A assinatura do Tratado Mercosul–União Europeia, ocorrida em 17 de janeiro de 2026, marca o início de um novo ciclo econômico para o estado. De acordo com um levantamento inédito realizado pelo Observatório de Negócios do Sebrae/SC, o acordo prevê que mais de 90% das tarifas comerciais entre os blocos sejam eliminadas ou reduzidas gradualmente ao longo de até 15 anos. O cenário traz perspectivas de expansão para setores estratégicos catarinenses, ao mesmo tempo em que impõe a necessidade de modernização frente à concorrência internacional.
Atualmente, a balança comercial de Santa Catarina com o bloco europeu é deficitária. Dados de 2025 apontam que o estado importou US$ 4,64 bilhões e exportou US$ 1,35 bilhão, gerando um saldo negativo de US$ 3,29 bilhões. No entanto, o estudo do Sebrae/SC ressalta que o perfil das exportações catarinenses é sofisticado, focado em produtos industrializados de valor agregado, enquanto as importações priorizam tecnologia e máquinas essenciais para a modernização da indústria local.
Oportunidades na apicultura e agroindústria
O levantamento identifica nichos de alto potencial, começando pela apicultura. O estado possui cerca de 170 pequenos negócios neste setor. Com a vigência do tratado, a tarifa de importação do mel — hoje em 17,3% — será zerada dentro de uma cota que inicia em 7,5 mil toneladas anuais e chega a 45 mil toneladas no quinto ano. Considerando que a UE importou US$ 917,7 milhões em mel em 2024, há um mercado estimado em US$ 910,7 milhões a ser explorado pelos produtores catarinenses.
Na agroindústria, que engloba quase 20 mil pequenos negócios em segmentos como carnes, laticínios e massas, a liberalização ocorrerá via cotas tarifárias, reduzindo impostos a zero para diversos itens. O potencial de mercado europeu para esses produtos é estimado em US$ 109,2 bilhões, volume muito superior ao atual patamar de exportações brasileiras para o bloco.
Impulso para o setor industrial e automotivo
Os segmentos metalmecânico e automotivo também estão no radar das grandes oportunidades. Juntos, somam mais de 94 mil pequenas empresas e negócios integrados à cadeia em Santa Catarina. O acordo estipula a eliminação total (0%) das tarifas para uma vasta gama de produtos industriais, como autopeças e máquinas, com implementação imediata ou em até quatro anos.
O estudo destaca que, em 2024, a União Europeia importou somas expressivas nessas áreas: US$ 144,9 bilhões em produtos metalmecânicos e US$ 654,9 bilhões em veículos e autopeças.

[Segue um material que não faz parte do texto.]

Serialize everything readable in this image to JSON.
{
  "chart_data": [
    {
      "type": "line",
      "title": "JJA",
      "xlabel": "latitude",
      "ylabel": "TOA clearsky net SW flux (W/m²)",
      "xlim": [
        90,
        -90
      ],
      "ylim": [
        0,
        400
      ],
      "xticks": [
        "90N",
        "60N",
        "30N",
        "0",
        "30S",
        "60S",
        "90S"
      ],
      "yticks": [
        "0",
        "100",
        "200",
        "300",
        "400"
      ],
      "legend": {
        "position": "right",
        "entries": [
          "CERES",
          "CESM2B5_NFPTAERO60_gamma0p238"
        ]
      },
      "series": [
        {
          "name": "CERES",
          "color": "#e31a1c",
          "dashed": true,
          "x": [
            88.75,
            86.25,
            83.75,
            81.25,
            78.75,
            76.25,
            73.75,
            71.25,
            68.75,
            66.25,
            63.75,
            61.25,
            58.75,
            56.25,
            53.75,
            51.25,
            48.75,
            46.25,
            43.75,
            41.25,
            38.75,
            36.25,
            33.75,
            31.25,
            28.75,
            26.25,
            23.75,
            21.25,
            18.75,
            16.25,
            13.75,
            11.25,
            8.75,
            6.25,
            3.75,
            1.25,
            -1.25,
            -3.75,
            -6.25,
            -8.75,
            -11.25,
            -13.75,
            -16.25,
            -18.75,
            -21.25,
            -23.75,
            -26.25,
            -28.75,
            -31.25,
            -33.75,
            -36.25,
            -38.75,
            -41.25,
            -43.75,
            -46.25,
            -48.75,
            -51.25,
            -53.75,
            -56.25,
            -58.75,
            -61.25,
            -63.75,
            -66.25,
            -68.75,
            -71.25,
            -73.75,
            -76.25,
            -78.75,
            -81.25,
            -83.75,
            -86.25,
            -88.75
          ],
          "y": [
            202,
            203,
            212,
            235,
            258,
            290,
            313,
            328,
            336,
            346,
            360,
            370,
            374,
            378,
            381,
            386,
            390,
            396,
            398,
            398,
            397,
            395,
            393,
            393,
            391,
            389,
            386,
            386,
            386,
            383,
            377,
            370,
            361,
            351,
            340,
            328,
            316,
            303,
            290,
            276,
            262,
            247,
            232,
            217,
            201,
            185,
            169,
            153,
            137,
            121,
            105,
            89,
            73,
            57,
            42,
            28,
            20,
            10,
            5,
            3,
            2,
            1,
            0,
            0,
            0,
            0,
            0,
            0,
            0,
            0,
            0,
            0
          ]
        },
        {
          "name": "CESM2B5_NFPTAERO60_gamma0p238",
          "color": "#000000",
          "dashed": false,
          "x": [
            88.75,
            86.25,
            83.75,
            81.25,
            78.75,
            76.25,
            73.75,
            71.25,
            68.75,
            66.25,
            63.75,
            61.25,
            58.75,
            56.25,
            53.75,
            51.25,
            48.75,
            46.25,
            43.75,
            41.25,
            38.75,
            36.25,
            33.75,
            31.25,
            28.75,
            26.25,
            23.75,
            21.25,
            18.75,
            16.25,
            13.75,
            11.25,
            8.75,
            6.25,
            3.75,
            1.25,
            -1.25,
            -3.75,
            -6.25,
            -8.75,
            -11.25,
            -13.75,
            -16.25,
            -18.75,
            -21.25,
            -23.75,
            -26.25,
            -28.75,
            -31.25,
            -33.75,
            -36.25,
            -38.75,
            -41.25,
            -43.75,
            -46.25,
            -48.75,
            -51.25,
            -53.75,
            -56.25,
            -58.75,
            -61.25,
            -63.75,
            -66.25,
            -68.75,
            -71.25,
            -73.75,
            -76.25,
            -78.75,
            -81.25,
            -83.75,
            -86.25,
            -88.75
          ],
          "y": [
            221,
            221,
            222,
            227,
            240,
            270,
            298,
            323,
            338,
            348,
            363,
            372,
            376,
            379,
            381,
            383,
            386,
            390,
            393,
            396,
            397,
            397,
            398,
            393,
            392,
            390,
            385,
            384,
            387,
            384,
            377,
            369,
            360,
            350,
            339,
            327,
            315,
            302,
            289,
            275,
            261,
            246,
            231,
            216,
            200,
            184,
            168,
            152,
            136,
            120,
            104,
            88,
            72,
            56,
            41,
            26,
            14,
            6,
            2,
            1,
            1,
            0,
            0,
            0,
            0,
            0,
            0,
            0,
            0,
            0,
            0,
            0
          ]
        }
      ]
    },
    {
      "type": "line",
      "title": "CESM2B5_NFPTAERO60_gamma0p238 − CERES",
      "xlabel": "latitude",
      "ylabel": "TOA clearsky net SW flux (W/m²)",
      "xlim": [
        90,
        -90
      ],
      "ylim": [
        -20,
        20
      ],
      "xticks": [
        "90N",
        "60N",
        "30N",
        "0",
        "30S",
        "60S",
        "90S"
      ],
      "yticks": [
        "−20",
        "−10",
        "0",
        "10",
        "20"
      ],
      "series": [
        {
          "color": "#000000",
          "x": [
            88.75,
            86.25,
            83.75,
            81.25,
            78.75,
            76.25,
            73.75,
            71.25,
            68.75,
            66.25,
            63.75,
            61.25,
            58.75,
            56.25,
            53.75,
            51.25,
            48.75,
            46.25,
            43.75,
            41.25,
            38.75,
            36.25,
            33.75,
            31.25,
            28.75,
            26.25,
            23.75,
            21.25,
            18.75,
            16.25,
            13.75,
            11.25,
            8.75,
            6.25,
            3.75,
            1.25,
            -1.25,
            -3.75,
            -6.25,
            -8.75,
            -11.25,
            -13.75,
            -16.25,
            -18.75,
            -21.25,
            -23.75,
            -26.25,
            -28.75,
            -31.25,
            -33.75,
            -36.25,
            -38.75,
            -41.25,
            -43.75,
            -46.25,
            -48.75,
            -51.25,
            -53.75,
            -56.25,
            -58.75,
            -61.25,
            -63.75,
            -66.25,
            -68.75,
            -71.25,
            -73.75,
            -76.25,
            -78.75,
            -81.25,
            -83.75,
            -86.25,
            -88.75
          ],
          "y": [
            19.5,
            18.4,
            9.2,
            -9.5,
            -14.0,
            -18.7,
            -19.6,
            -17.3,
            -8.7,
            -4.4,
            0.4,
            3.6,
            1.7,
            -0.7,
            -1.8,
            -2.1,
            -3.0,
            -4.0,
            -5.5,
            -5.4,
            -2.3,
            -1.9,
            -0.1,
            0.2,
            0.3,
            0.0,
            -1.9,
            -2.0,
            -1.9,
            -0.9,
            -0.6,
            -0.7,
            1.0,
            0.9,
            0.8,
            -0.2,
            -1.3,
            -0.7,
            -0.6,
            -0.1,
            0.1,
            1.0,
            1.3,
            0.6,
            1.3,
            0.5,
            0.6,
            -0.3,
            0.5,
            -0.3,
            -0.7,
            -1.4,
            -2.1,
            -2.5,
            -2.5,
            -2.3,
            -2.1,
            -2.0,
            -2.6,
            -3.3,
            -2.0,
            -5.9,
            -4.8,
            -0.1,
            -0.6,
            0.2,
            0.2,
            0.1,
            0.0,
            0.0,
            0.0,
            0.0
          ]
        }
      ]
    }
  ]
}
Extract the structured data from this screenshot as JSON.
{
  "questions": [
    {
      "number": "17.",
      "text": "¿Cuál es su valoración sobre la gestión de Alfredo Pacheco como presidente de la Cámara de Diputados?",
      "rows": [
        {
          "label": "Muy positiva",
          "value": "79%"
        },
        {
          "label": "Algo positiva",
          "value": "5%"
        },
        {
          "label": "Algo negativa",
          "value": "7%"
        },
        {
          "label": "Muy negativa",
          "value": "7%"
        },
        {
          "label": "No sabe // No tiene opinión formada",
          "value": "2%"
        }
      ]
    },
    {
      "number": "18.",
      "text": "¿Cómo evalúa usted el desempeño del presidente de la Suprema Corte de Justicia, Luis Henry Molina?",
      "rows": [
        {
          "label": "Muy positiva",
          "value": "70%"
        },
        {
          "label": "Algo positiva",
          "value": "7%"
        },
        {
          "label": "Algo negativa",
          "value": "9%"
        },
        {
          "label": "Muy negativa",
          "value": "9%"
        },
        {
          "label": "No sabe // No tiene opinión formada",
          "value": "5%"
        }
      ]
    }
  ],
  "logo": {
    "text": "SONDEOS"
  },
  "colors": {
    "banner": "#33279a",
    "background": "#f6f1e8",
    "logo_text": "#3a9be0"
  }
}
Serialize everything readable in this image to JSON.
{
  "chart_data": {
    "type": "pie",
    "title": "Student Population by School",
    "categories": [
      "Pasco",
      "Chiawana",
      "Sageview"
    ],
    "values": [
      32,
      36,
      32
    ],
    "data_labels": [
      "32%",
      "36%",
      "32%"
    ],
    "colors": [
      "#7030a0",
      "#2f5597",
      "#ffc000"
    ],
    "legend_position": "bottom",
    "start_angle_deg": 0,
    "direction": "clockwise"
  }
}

Desafios da concorrência e qualificação
Apesar do otimismo com a abertura de mercados, o Observatório de Negócios do Sebrae/SC alerta para o “efeito rebote”: o aumento da concorrência no mercado interno. A entrada facilitada de produtos europeus, reconhecidos pela alta tecnologia e eficiência, deve pressionar as empresas locais, especialmente nos setores automotivo e metalmecânico.
O diretor superintendente do Sebrae/SC, Carlos Henrique Ramos Fonseca, avalia o cenário duplo de ganho e exigência.
“A previsão de tarifa zero para produtos industriais e de tarifa zero dentro das cotas para produtos agroindustriais representa um ganho competitivo relevante para Santa Catarina. Os dados mostram oportunidades bilionárias para os pequenos negócios, mas esse novo cenário também exige investimentos em qualificação produtiva, inovação, eficiência e adequação técnica para competir tanto no mercado europeu quanto no mercado interno”, explica Fonseca.
Preparação para o mercado internacional
Para auxiliar os empreendedores nesta transição, o Sebrae/SC intensificou sua atuação através do Programa de Qualificação para Exportação (PEIEX), em parceria com a ApexBrasil. A iniciativa oferece consultoria subsidiada para diagnóstico, adequação técnica e estratégias de acesso a mercados estrangeiros.
“O estudo conclui que o tratado representa uma oportunidade histórica para Santa Catarina, mas reforça que os ganhos dependem diretamente do preparo das empresas para atender às exigências técnicas, sanitárias e competitivas do mercado europeu”, complementa Carlos Henrique.